Anyway, if it makes anyone feel better, which I doubt, the house, in itself, is not an issue. In fact, my op was badly thought out (but even so, I still maintain it didn't deserve the response it received), particularly the 'equal share' part. I focused on the house because it is ex's greatest financial asset, and, as ex considers it his own 'asset', rather than his DS's birthright, I guess I have come to see it that way too. Case in point, it was ex who suggested we both sell our properties and buy somewhere new, not the actions of a man trying to preserve a birthright for his son. I don't want DD to gain at the expense of ex's DS, but neither do I want DD to ever feel that she is somehow less valued by her father than her brother. And yes, I did put money into the house, rather a lot of money, but this is not about my money, this is about a little girl who is going to grow up and realise that her Daddy doesn't put her first (sadly, his DS already knows this about his Dad) and I don't want that realisation compounded by a document in a solicitors office. So, thank you to those of you who have suggested ex's DS should inherit his Mother's share of the house and half of his father's, and DD should inherit the other half of her father's half, and all other assets (whatever they may be) should be shared equally. That seems perfectly right and fair for both DCs.

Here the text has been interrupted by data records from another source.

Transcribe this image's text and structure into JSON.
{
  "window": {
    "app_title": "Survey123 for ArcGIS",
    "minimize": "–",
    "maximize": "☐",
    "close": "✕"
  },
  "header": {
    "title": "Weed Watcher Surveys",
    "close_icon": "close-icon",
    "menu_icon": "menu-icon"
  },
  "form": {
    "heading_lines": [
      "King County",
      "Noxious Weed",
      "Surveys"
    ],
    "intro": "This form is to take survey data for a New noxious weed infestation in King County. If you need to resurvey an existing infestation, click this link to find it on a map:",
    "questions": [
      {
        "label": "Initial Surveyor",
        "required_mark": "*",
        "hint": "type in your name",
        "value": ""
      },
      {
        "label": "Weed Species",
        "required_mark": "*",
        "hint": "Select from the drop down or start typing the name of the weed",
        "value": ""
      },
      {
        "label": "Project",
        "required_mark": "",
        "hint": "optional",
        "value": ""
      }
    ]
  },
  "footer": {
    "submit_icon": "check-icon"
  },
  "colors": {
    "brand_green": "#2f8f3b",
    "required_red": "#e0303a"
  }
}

I don't have much now, which is why I am working part time and studying in order to retrain. Hopefully, in the next few years, I'll have a house of my own again to leave DD. I don't disagree with inheritance if you've brought your children up to be independent and not to expect to live on parental handouts for life. Having lived with financial insecurity myself, I will do all I can to pave the way for DD should something happen to me. And, to the blatantly idiotic enquiries as to whether I have written ex's DS into my will, no, of course not, he is not my child. That doesn't mean that I haven't loved him for five years, but that doesn't make him my child, or even my step-child and DD is ex's child.